Workers that earn less than $75,000 will benefit the most from a rise in the superannuation guarantee (SG), as higher income earners already benefit from higher contribution rates.
Speaking at the Australian Council of Trade Unions (ACTU) Emergency Superannuation Summit, Emma Dawson, Per Capita executive director, said the argument that super came out of wages or that it led to lower wage growth was particularly spurious because Australia was in a recession.
“It’s very hard to achieve wage growth in a recession… workers will either get the SG or they’ll get nothing and they’ve had nothing for six years in terms of real wage growth in their take-home pay,” Dawson said.
“If we look at who is actually affected by the SG rise now – and this is an argument that even some on the Left will make – is that ‘well it’s inequitable, the costs of it are too high and if we increase it the benefit mainly goes to high income earners’, but that’s untrue.”
Dawson pointed to the fact that higher income earners were already on a 12% or even 15% rate and if they weren’t, they were able to salary sacrifice to take advantage of tax benefits that come with that.

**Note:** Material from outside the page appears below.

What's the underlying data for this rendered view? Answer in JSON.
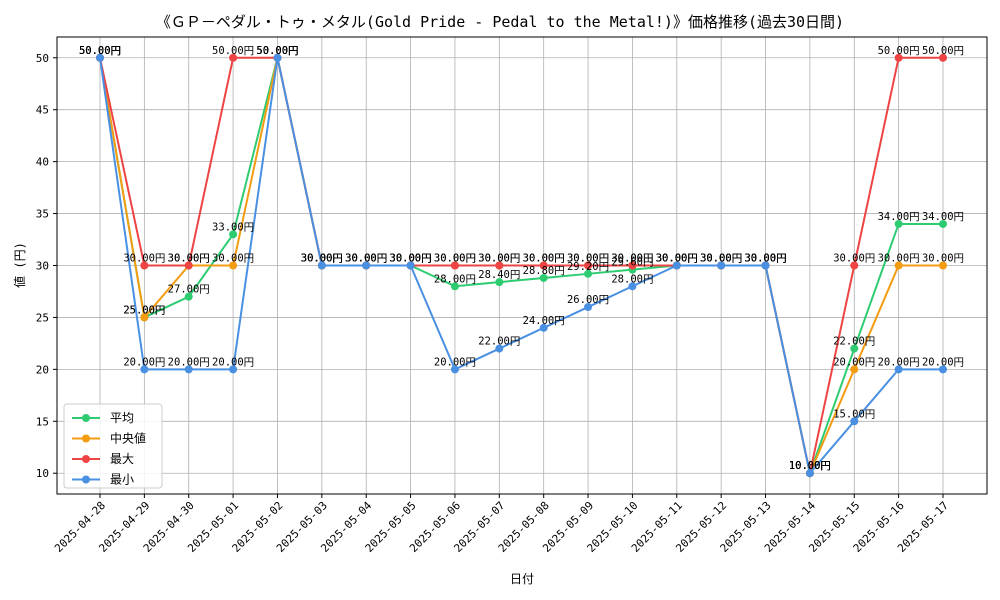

“Overwhelmingly, those who will benefit from a rise in compulsory rate of super are those earning under $75,000 a year and they’re more likely to be women (53%) than men,” Dawson said.
“Two-thirds of trainees, community services workers, admin workers and clerical workers rely on the SG rate.
“Three-quarters of people working in sales, machinery operators, drivers and labourers rely on that SG rate too.
“We’re being told by people in Parliament who are on 15.6% that we can’t afford a rise for the lowest paid and those that do such essential work in our society.”